The most important place where we find CR functions that aren’t necessarily real-analytic is as boundary values of holomorphic functions.
Suppose \(U \subset \mathbb{C}^n\) is an open set with smooth boundary. Suppose \(f \colon \overline{U} \to \mathbb{C}\) is a smooth function, holomorphic on \(U\). Then \(f|_{\partial U}\) is a smooth CR function.
- Proof
-
The function \(f|_{\partial U}\) is clearly smooth.
Suppose \(p \in \partial U\). If \(X_p \in T_p^{(0,1)} \partial U\) is such that \[X_p = \sum_{j=1}^n a_j \frac{\partial}{\partial \bar{z}_j} \Big|_p ,\] take \(\{ q_k \}\) in \(U\) that approaches \(p\), then take \[X_{q_k} = \sum_{j=1}^n a_j \frac{\partial}{\partial \bar{z}_j} \Big|_{q_k} .\] Then \(X_{q_k} f = 0\) for all \(k\) and by continuity \(X_p f = 0\).
The boundary values of a holomorphic function define the function uniquely. That is, if two holomorphic functions continuous up to the (smooth) boundary are equal on an open set of the boundary, then they are equal in the domain:
Suppose \(U \subset \mathbb{C}^n\) is a domain with smooth boundary and \(f \colon \overline{U} \to \mathbb{C}\) is a continuous function, holomorphic on \(U\). If \(f=0\) on a nonempty open subset of \(\partial U\), then \(f=0\) on all of \(U\).
- Proof
-
Take \(p \in \partial U\) such that \(f=0\) on a neighborhood of \(p\) in \(\partial U\). Consider a small neighborhood \(\Delta\) of \(p\) such that \(f\) is zero on \(\partial U \cap \Delta\). Define \(g \colon \Delta \to \mathbb{C}\) by setting \(g(z) = f(z)\) if \(z \in U\) and \(g(z) = 0\) otherwise. See Figure \(\PageIndex{1}\). It is not hard to see that \(g\) is continuous, and it is clearly holomorphic where it is not zero. Radó’s theorem (Theorem 2.4.3) says that \(g\) is holomorphic, and as it is zero on a nonempty open subset of \(\Delta\), it is identically zero on \(\Delta\), meaning \(f\) is zero on a nonempty open subset of \(U\), and we are done by identity.
Figure \(\PageIndex{1}\)
Find a domain \(U \subset \mathbb{C}^n\), \(n \geq 2\), with smooth boundary and a smooth CR function \(f \colon \partial U \to \mathbb{C}\) such that there is no holomorphic function on \(U\) or \(\mathbb{C}^n \setminus U\) continuous up to the boundary and whose boundary values are \(f\).
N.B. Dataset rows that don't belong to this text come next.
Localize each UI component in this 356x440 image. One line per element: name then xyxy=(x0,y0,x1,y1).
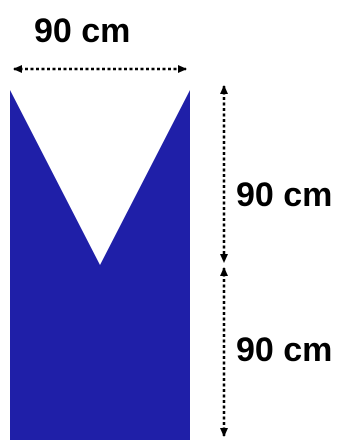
lower-height-dimension-label: 90 cm xyxy=(236,331,333,369)
upper-height-dimension-label: 90 cm xyxy=(236,176,333,214)
notched-banner-shape xyxy=(10,90,190,440)
width-dimension-label: 90 cm xyxy=(34,12,131,50)
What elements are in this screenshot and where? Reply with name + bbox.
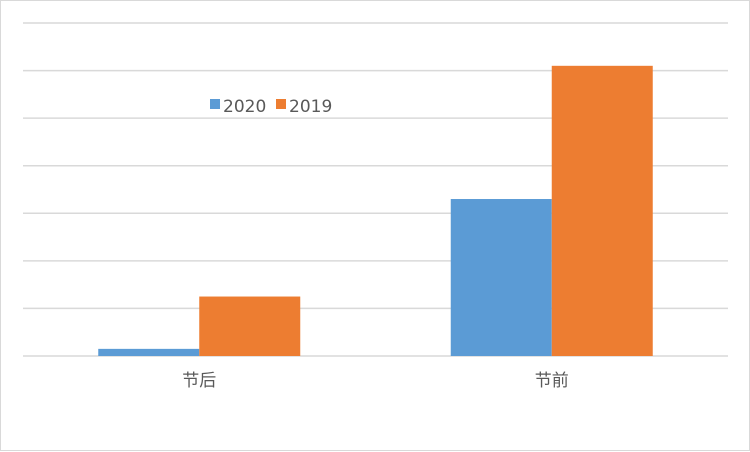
legend-label-2019: 2019	[289, 97, 332, 117]
x-tick-label: 节前	[535, 371, 569, 391]
bar-2020-2	[450, 199, 552, 356]
legend-swatch-2020	[210, 99, 220, 109]
legend-label-2020: 2020	[223, 97, 266, 117]
bar-2019-2	[551, 65, 653, 357]
legend-swatch-2019	[276, 99, 286, 109]
bar-2020-1	[98, 348, 200, 356]
x-tick-label: 节后	[182, 371, 216, 391]
bar-2019-1	[199, 296, 301, 356]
- Suppose \(U \subset \mathbb{C}^n\) is a bounded open set with smooth boundary, \(f \colon \overline{U} \to \mathbb{C}\) is a continuous function, holomorphic in \(U\), and \(f|_{\partial U}\) is real-valued. Show that \(f\) is constant.
- Find a counterexample to the statement if you allow \(U\) to be unbounded.
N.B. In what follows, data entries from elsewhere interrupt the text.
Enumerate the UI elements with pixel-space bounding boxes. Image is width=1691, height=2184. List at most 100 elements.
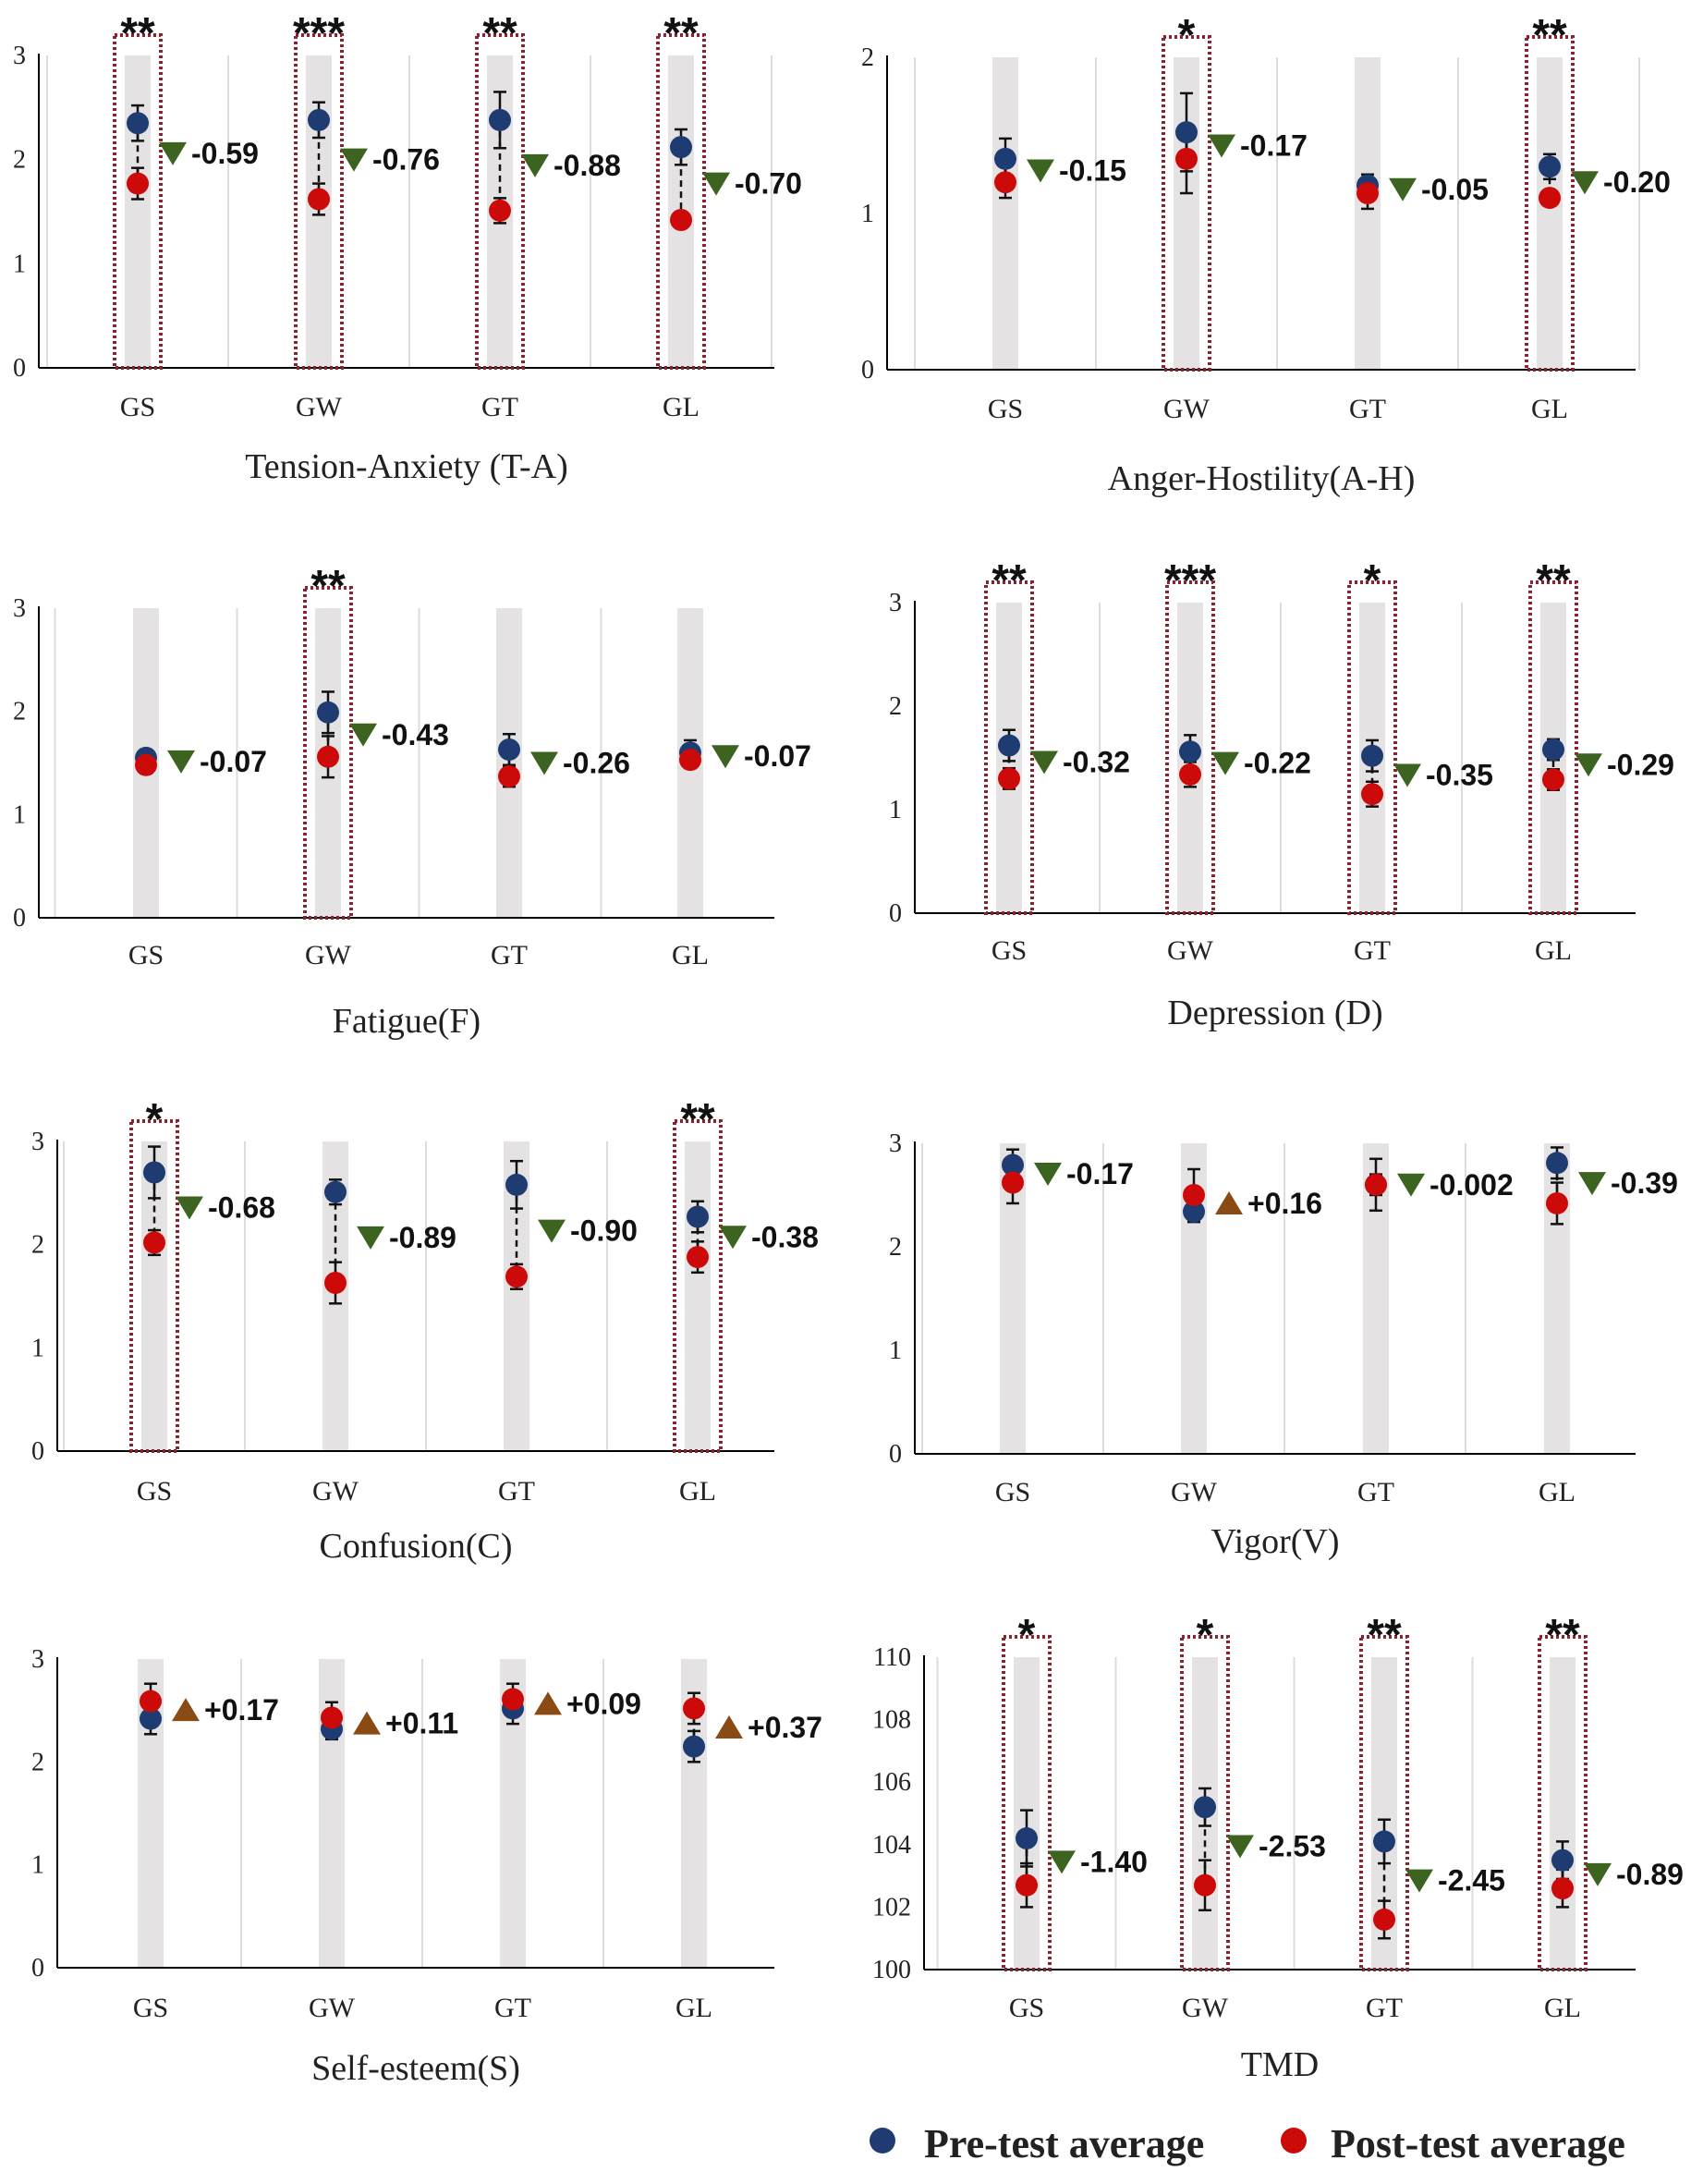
significance-box (1165, 580, 1215, 915)
x-tick-label: GW (1163, 394, 1210, 424)
decrease-triangle-icon (1226, 1835, 1254, 1859)
decrease-triangle-icon (1034, 1163, 1062, 1187)
decrease-triangle-icon (159, 141, 187, 165)
decrease-triangle-icon (349, 723, 377, 747)
y-tick-label: 102 (872, 1893, 911, 1922)
pre-test-point (998, 734, 1020, 757)
decrease-triangle-icon (712, 745, 739, 769)
category-band (1550, 1657, 1575, 1970)
chart-panel-2: 0 1 2 GS GW GT GL Anger-Hostility(A-H) -0.15 * -0.… (861, 11, 1671, 498)
pre-test-point (1016, 1827, 1038, 1850)
post-test-point (1542, 768, 1564, 791)
significance-box (673, 1119, 723, 1453)
significance-stars: ** (991, 556, 1027, 605)
category-band (125, 55, 151, 368)
chart-panel-7: 0 1 2 3 GS GW GT GL Self-esteem(S) +0.17 +0.11 +0.0… (31, 1645, 822, 2088)
post-test-point (1551, 1877, 1574, 1900)
pre-test-point (317, 701, 339, 724)
chart-title: TMD (1241, 2045, 1319, 2084)
pre-test-point (1539, 155, 1561, 178)
y-tick-label: 3 (13, 42, 26, 70)
chart-title: Tension-Anxiety (T-A) (245, 447, 567, 486)
increase-triangle-icon (172, 1698, 200, 1722)
post-test-point (1546, 1191, 1568, 1214)
significance-stars: ** (482, 9, 517, 58)
change-label: -1.40 (1080, 1845, 1148, 1878)
x-tick-label: GL (1535, 935, 1572, 966)
change-label: -0.88 (554, 149, 621, 182)
y-tick-label: 0 (889, 899, 902, 928)
change-label: -0.76 (372, 143, 440, 177)
pre-test-point (1002, 1153, 1024, 1177)
significance-stars: ** (1545, 1611, 1580, 1660)
change-label: +0.17 (204, 1693, 279, 1726)
pre-test-point (140, 1707, 162, 1730)
change-label: -0.38 (751, 1220, 819, 1253)
significance-stars: ** (310, 562, 346, 611)
change-label: -2.53 (1259, 1829, 1326, 1862)
pre-test-point (1551, 1848, 1574, 1872)
category-band (992, 57, 1018, 370)
change-label: -0.43 (382, 718, 449, 751)
x-tick-label: GL (663, 392, 700, 422)
change-label: -0.20 (1603, 165, 1671, 199)
pre-test-point (324, 1180, 347, 1203)
increase-triangle-icon (1215, 1190, 1243, 1214)
pre-test-point (308, 108, 330, 131)
post-test-point (1179, 763, 1201, 786)
pre-test-point (505, 1173, 528, 1196)
increase-triangle-icon (715, 1715, 743, 1739)
post-test-point (1002, 1171, 1024, 1194)
x-tick-label: GW (1182, 1993, 1229, 2023)
x-tick-label: GW (1167, 935, 1214, 966)
y-tick-label: 106 (872, 1768, 911, 1797)
significance-box (984, 580, 1034, 915)
significance-box (294, 33, 344, 370)
change-label: -0.90 (570, 1214, 638, 1248)
x-tick-label: GT (491, 940, 528, 970)
chart-title: Anger-Hostility(A-H) (1108, 459, 1416, 498)
post-test-point (998, 767, 1020, 790)
decrease-triangle-icon (1048, 1850, 1076, 1874)
y-tick-label: 2 (861, 43, 874, 72)
change-label: -0.07 (200, 745, 267, 778)
x-tick-label: GS (120, 392, 155, 422)
pre-test-point (1546, 1152, 1568, 1175)
significance-box (113, 33, 163, 370)
x-tick-label: GS (137, 1476, 172, 1507)
legend-pre-label: Pre-test average (924, 2121, 1204, 2166)
significance-stars: ** (680, 1095, 715, 1144)
decrease-triangle-icon (1584, 1862, 1612, 1886)
pre-test-point (127, 112, 149, 135)
significance-box (1538, 1635, 1588, 1971)
chart-panel-8: 100 102 104 106 108 110 GS GW GT GL TMD * -1.40 * -2.5… (872, 1611, 1684, 2084)
pre-test-point (1361, 744, 1383, 767)
y-tick-label: 2 (13, 698, 26, 726)
post-test-point (317, 745, 339, 768)
y-tick-label: 0 (13, 904, 26, 933)
change-label: -0.32 (1063, 745, 1130, 778)
y-tick-label: 1 (889, 1336, 902, 1365)
post-test-point (679, 749, 701, 772)
decrease-triangle-icon (1578, 1172, 1606, 1196)
y-tick-label: 1 (861, 200, 874, 228)
post-test-point (502, 1688, 524, 1711)
significance-box (129, 1119, 179, 1453)
x-tick-label: GT (494, 1993, 531, 2023)
significance-stars: *** (293, 9, 345, 58)
change-label: -0.22 (1244, 747, 1311, 780)
pre-test-point (1542, 738, 1564, 762)
change-label: -0.17 (1066, 1157, 1134, 1190)
x-tick-label: GS (1009, 1993, 1044, 2023)
significance-box (1528, 580, 1578, 915)
change-label: +0.37 (748, 1711, 822, 1744)
decrease-triangle-icon (1393, 763, 1421, 787)
category-band (1537, 57, 1563, 370)
x-tick-label: GW (309, 1993, 356, 2023)
y-tick-label: 2 (889, 1233, 902, 1262)
chart-panel-3: 0 1 2 3 GS GW GT GL Fatigue(F) -0.07 ** -0.43 -0.26 -… (13, 562, 811, 1041)
significance-stars: ** (1367, 1611, 1402, 1660)
x-tick-label: GW (312, 1476, 359, 1507)
significance-box (1359, 1635, 1409, 1971)
chart-panel-1: 0 1 2 3 GS GW GT GL Tension-Anxiety (T-A) ** -0.59… (13, 9, 802, 486)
Find a smooth CR function on the sphere \(S^{2n-1} \subset \mathbb{C}^n\) that is not a restriction of a holomorphic function of a neighborhood of \(S^{2n-1}\).
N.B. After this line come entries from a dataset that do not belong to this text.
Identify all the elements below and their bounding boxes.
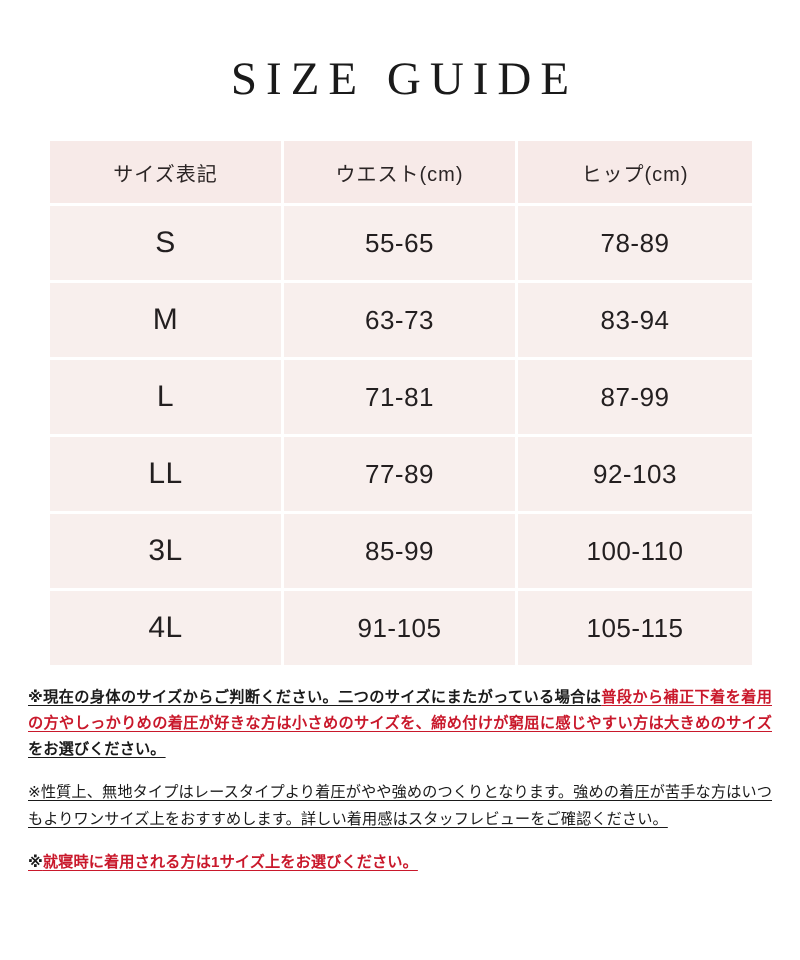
cell-hip: 87-99 xyxy=(518,360,752,437)
cell-waist: 85-99 xyxy=(284,514,518,591)
cell-size: M xyxy=(50,283,284,360)
notes-section: ※現在の身体のサイズからご判断ください。二つのサイズにまたがっている場合は普段か… xyxy=(28,685,772,876)
cell-size: L xyxy=(50,360,284,437)
cell-waist: 71-81 xyxy=(284,360,518,437)
table-header: サイズ表記 ウエスト(cm) ヒップ(cm) xyxy=(50,141,752,206)
cell-waist: 77-89 xyxy=(284,437,518,514)
column-header-size: サイズ表記 xyxy=(50,141,284,206)
cell-size: S xyxy=(50,206,284,283)
cell-hip: 105-115 xyxy=(518,591,752,665)
table-row: M 63-73 83-94 xyxy=(50,283,752,360)
table-body: S 55-65 78-89 M 63-73 83-94 L 71-81 87-9… xyxy=(50,206,752,665)
note-sleepwear: ※就寝時に着用される方は1サイズ上をお選びください。 xyxy=(28,850,772,876)
cell-size: 4L xyxy=(50,591,284,665)
table-row: 3L 85-99 100-110 xyxy=(50,514,752,591)
note-3-mark: ※ xyxy=(28,853,43,871)
cell-size: 3L xyxy=(50,514,284,591)
cell-waist: 91-105 xyxy=(284,591,518,665)
table-row: S 55-65 78-89 xyxy=(50,206,752,283)
table-row: 4L 91-105 105-115 xyxy=(50,591,752,665)
page-title: SIZE GUIDE xyxy=(230,53,579,105)
cell-hip: 92-103 xyxy=(518,437,752,514)
table-header-row: サイズ表記 ウエスト(cm) ヒップ(cm) xyxy=(50,141,752,206)
cell-waist: 55-65 xyxy=(284,206,518,283)
note-fabric-type: ※性質上、無地タイプはレースタイプより着圧がやや強めのつくりとなります。強めの着… xyxy=(28,780,772,832)
note-3-text: 就寝時に着用される方は1サイズ上をお選びください。 xyxy=(42,853,418,871)
note-1-highlight: 普段から補正下着を着用の方やしっかりめの着圧が好きな方は小さめのサイズを、締め付… xyxy=(28,689,772,733)
note-1-lead: ※現在の身体のサイズからご判断ください。二つのサイズにまたがっている場合は xyxy=(28,689,602,706)
column-header-waist: ウエスト(cm) xyxy=(284,141,518,206)
title-container: SIZE GUIDE xyxy=(0,0,800,103)
cell-size: LL xyxy=(50,437,284,514)
cell-hip: 100-110 xyxy=(518,514,752,591)
cell-hip: 83-94 xyxy=(518,283,752,360)
note-3-mark-wrap: ※就寝時に着用される方は1サイズ上をお選びください。 xyxy=(28,854,418,871)
cell-hip: 78-89 xyxy=(518,206,752,283)
size-chart-table: サイズ表記 ウエスト(cm) ヒップ(cm) S 55-65 78-89 M 6… xyxy=(50,141,752,665)
note-2-text: ※性質上、無地タイプはレースタイプより着圧がやや強めのつくりとなります。強めの着… xyxy=(28,784,772,828)
table-row: LL 77-89 92-103 xyxy=(50,437,752,514)
note-1-tail: をお選びください。 xyxy=(28,741,166,759)
note-sizing-guidance: ※現在の身体のサイズからご判断ください。二つのサイズにまたがっている場合は普段か… xyxy=(28,685,772,763)
cell-waist: 63-73 xyxy=(284,283,518,360)
column-header-hip: ヒップ(cm) xyxy=(518,141,752,206)
table-row: L 71-81 87-99 xyxy=(50,360,752,437)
Show a global version of Severi. Given a real-analytic hypersurface \(M \subset \mathbb{C}^n\) and a real-analytic CR function \(f \colon M \to \mathbb{C}\), show that there exists a neighborhood \(U\) of \(M\), and an \(F \in \mathcal{O}(U)\) such that \(F|_U = f\).
A problem we tackle next is to try to extend a smooth CR function from the boundary of a domain to a holomorphic function inside. This is a PDE problem where the PDE are the Cauchy–Riemann equations, and the function on the boundary is the boundary condition. Cauchy–Riemann equations are overdetermined, that is, there are too many equations. Not every data on the boundary gives a solution. Proposition \(\PageIndex{4}\) says that the data being CR is a necessary condition for a solution (it is not sufficient in general). Proposition \(\PageIndex{5}\) says the solution is unique if it exists.
Footnotes
[1] At this point \(f\) stands for three distinct objects: the function on \(M\), its real-analytic extension to a neighborhood in \(\mathbb{C}^n\), and its complexification to a neighborhood of \((p,\bar{p})\) in \(\mathbb{C}^n \times \mathbb{C}^n\).